The Next Decade In Multiple Myeloma Immunotherapy
As a Myeloma Coach, I recently attended the Charlotte Inaugural Plasma Cell Disorder Congress, where Dr. Ken Anderson of Dana-Farber Cancer Institute presented on this topic.
“We’ve only been treating half the problem” he said passionately, referring to research that has focused primarily on profiling myeloma cells, their mutations, persistent clones, and reaching Minimal Residual Disease negativity. To achieve a cure will also require profiling of “the neighborhood”, the growth promoting and immune suppressive accessory cells in the Bone Marrow Microenvironment (BMM), restoring host anti-multiple myeloma immunity, and the use of immunotherapies in combination. He characterizes a cure as long-term, disease-free survival with patients off therapy. Future prognostic staging of myeloma by an International Staging System will incorporate profiling of host microenvironment/immune accessory cell function, as well as genomic sequencing of myeloma cells.

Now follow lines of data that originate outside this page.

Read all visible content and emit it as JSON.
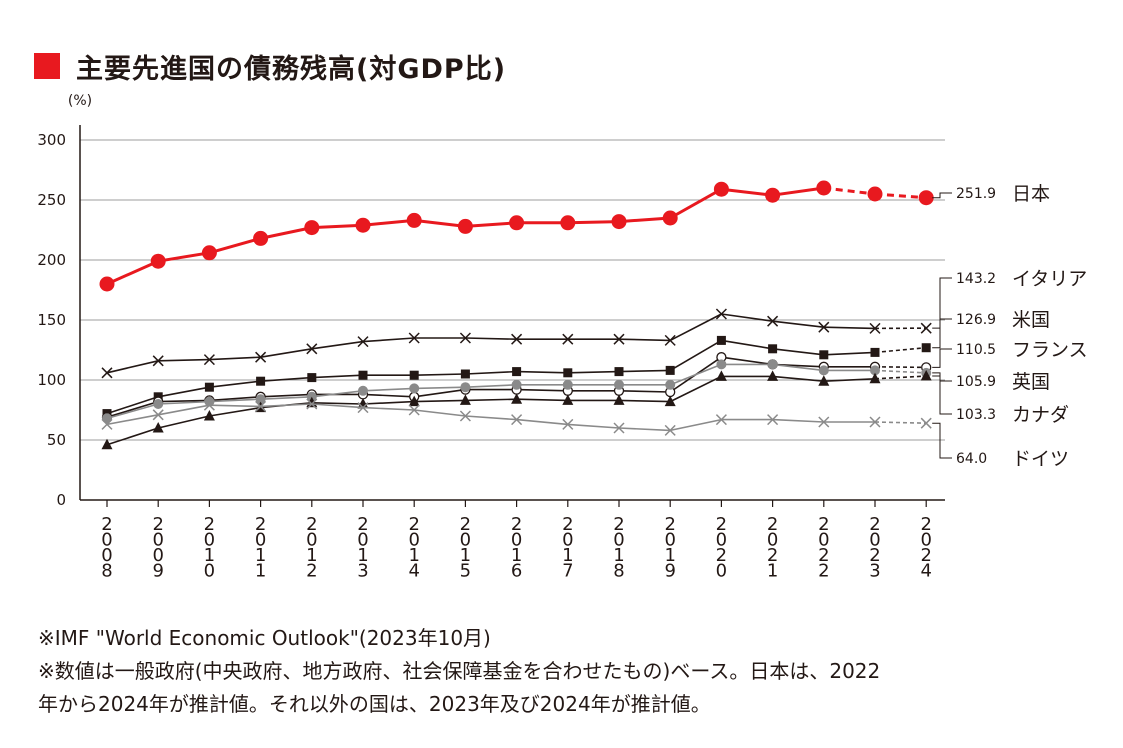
{
  "title": "主要先進国の債務残高(対GDP比)",
  "colors": {
    "accent": "#e8191f",
    "grid": "#9c9c9c",
    "axis": "#231815"
  },
  "chart_data": {
    "type": "line",
    "yunit": "(%)",
    "ylim": [
      0,
      300
    ],
    "yticks": [
      0,
      50,
      100,
      150,
      200,
      250,
      300
    ],
    "grid": true,
    "categories": [
      "2008",
      "2009",
      "2010",
      "2011",
      "2012",
      "2013",
      "2014",
      "2015",
      "2016",
      "2017",
      "2018",
      "2019",
      "2020",
      "2021",
      "2022",
      "2023",
      "2024"
    ],
    "series": [
      {
        "name": "日本",
        "label": "251.9",
        "color": "#e8191f",
        "marker": "circle-filled",
        "estimate_from": "2022",
        "values": [
          180,
          199,
          206,
          218,
          227,
          229,
          233,
          228,
          231,
          231,
          232,
          235,
          259,
          254,
          260,
          255,
          251.9
        ]
      },
      {
        "name": "イタリア",
        "label": "143.2",
        "color": "#231815",
        "marker": "x",
        "estimate_from": "2023",
        "values": [
          106,
          116,
          117,
          119,
          126,
          132,
          135,
          135,
          134,
          134,
          134,
          133,
          155,
          149,
          144,
          143,
          143.2
        ]
      },
      {
        "name": "米国",
        "label": "126.9",
        "color": "#231815",
        "marker": "square",
        "estimate_from": "2023",
        "values": [
          72,
          86,
          94,
          99,
          102,
          104,
          104,
          105,
          107,
          106,
          107,
          108,
          133,
          126,
          121,
          123,
          126.9
        ]
      },
      {
        "name": "フランス",
        "label": "110.5",
        "color": "#231815",
        "marker": "circle-open",
        "estimate_from": "2023",
        "values": [
          69,
          82,
          83,
          86,
          88,
          88,
          86,
          92,
          92,
          91,
          91,
          90,
          119,
          113,
          111,
          111,
          110.5
        ]
      },
      {
        "name": "英国",
        "label": "105.9",
        "color": "#8a8a8a",
        "marker": "circle-gray",
        "estimate_from": "2023",
        "values": [
          68,
          80,
          82,
          84,
          86,
          91,
          93,
          94,
          96,
          96,
          96,
          96,
          113,
          113,
          108,
          108,
          105.9
        ]
      },
      {
        "name": "カナダ",
        "label": "103.3",
        "color": "#231815",
        "marker": "triangle",
        "estimate_from": "2023",
        "values": [
          46,
          60,
          70,
          77,
          81,
          80,
          82,
          83,
          84,
          83,
          83,
          82,
          103,
          103,
          99,
          101,
          103.3
        ]
      },
      {
        "name": "ドイツ",
        "label": "64.0",
        "color": "#8a8a8a",
        "marker": "x",
        "estimate_from": "2023",
        "values": [
          63,
          71,
          79,
          78,
          80,
          77,
          75,
          70,
          67,
          63,
          60,
          58,
          67,
          67,
          65,
          65,
          64.0
        ]
      }
    ]
  },
  "notes": [
    "※IMF \"World Economic Outlook\"(2023年10月)",
    "※数値は一般政府(中央政府、地方政府、社会保障基金を合わせたもの)ベース。日本は、2022",
    "年から2024年が推計値。それ以外の国は、2023年及び2024年が推計値。"
  ]
}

Here are examples of future uses of immunotherapy in different multiple myeloma groups:
Analysis of both the myeloma genetics and the bone marrow microenvironment will define two distinct subsets of MGUS/smoldering myeloma patients. Those with a short time to progression (less than one year) without changes to the myeloma genetics (no clonal evolution) will be treated as active myeloma. For patients who have genetic changes (clonal evolution) with a longer time to progression, preventive strategies will be used, including vaccines combined with immunomodulators and other inhibitors (like checkpoint inhibitors or HDAC inhibitors. These may help jump start T-cell responses while killing the abnormal clones. Then, vaccines could be given periodically to maintain anti-myeloma T-cell memory.
Newly diagnosed Myeloma
For Newly Diagnosed Multiple Myeloma (NDMM) transplant-eligible patients, four-drug combinations, including Daratumumab, a MoAb targeting myeloma cell receptor CD38, used in combination with RVD, KRD, or CyBorD, will become standard of care (SOC ). Isatuximab, another anti CD38 MoAb, is expected to receive FDA approval in the next few months. It differs from Dara in that it has a direct killing effect. It is not known if a patient refractory to Daratumumab will be sensitive to Isatuximab or vice-versa.
For NDMM transplant-ineligible patients, depending on their frailty or fitness, RVD lite, with or without Dara/Isatuximab, would become part of the SOC.
For relapsed or refractory patients, some new immunotherapies are listed below. The the general consensus is that immunotherapies will be most effective when used upfront, in early treatment.
New Types of Immunotherapies:
- Bispecific T cell engagers (BITES) link T cells with a myeloma target (such as Amgen's AMG701 which links CD-3 to BCMA)
- CelMoDS which are designed to overcome immunomodulator resistance (such as a new drug in development called Iberdomide)
- Immunotoxins or Antibody Drug Conjugates which deliver a toxic payload to myeloma cells (such as GlaxoSmithKlein's GSK 2857916 targeting BCMA)
- CAR T cell products "plus" (such as boosting T memory cells by using an added inhibitor or off-the-shelf CAR T products)
In this next decade, myeloma researchers will continue to develop immunotherapies and learn how to best combine them and when to use them. Myeloma prevention and longer lasting remissions are bound to follow.